Mr. Kibria said he doesn’t bring politics into his job as a defense attorney, but turned down clients who had assaulted or injured police officers, or engaged in other violent conduct.
“I do believe that on January 6, certain people, not all people, but certain people were there to do damage and do harm to our democracy and to do harm to others. And for those people, I did not take their case, but not everybody was a part of that,” Mr. Kibria said.
Stephen Kelson, a Utah-based attorney who has conducted studies about growing threats against attorneys in 30 states, said those who work in criminal or family law are more susceptible to being the victim of violent threats and attacks.

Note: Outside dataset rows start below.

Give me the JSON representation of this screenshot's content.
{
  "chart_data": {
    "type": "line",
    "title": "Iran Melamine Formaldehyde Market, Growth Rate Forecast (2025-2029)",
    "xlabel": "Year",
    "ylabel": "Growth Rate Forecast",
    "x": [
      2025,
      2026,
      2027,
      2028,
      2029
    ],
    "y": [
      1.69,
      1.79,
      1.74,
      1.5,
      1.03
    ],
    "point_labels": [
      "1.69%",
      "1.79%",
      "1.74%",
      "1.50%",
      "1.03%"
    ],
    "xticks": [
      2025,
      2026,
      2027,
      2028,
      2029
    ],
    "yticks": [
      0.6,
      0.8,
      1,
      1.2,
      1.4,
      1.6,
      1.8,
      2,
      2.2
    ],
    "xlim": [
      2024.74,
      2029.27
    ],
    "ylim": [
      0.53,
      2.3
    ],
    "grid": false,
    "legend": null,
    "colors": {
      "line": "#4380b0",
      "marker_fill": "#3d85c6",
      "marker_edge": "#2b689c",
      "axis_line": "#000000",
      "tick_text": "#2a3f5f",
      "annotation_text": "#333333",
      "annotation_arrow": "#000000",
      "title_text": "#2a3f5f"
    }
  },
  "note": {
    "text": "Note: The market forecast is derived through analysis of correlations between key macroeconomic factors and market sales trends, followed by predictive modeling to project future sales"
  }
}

Mr. Kelson said the issue is not something that’s been discussed much, partly due to a stigma about publicizing such incidents.
“[Attorneys] consider it to be part of the job, a one-off kind of situation, and that if they discuss it more publicly, they may appear to make the impression that they’re weak or they can’t handle their job,” Mr. Kelson said.
Mr. Watkins said he views staying on his cases no matter the cost as a “professional duty,” and one that includes continuing to be an advocate for his clients, including Mr. Chansley, who is largely considered to be the face of Jan. 6.
“The sweet surrender of death does not scare me,” Mr. Watkins said. “What does scare me is the willingness of others to be scared, and to turn away from making sure that justice is done.”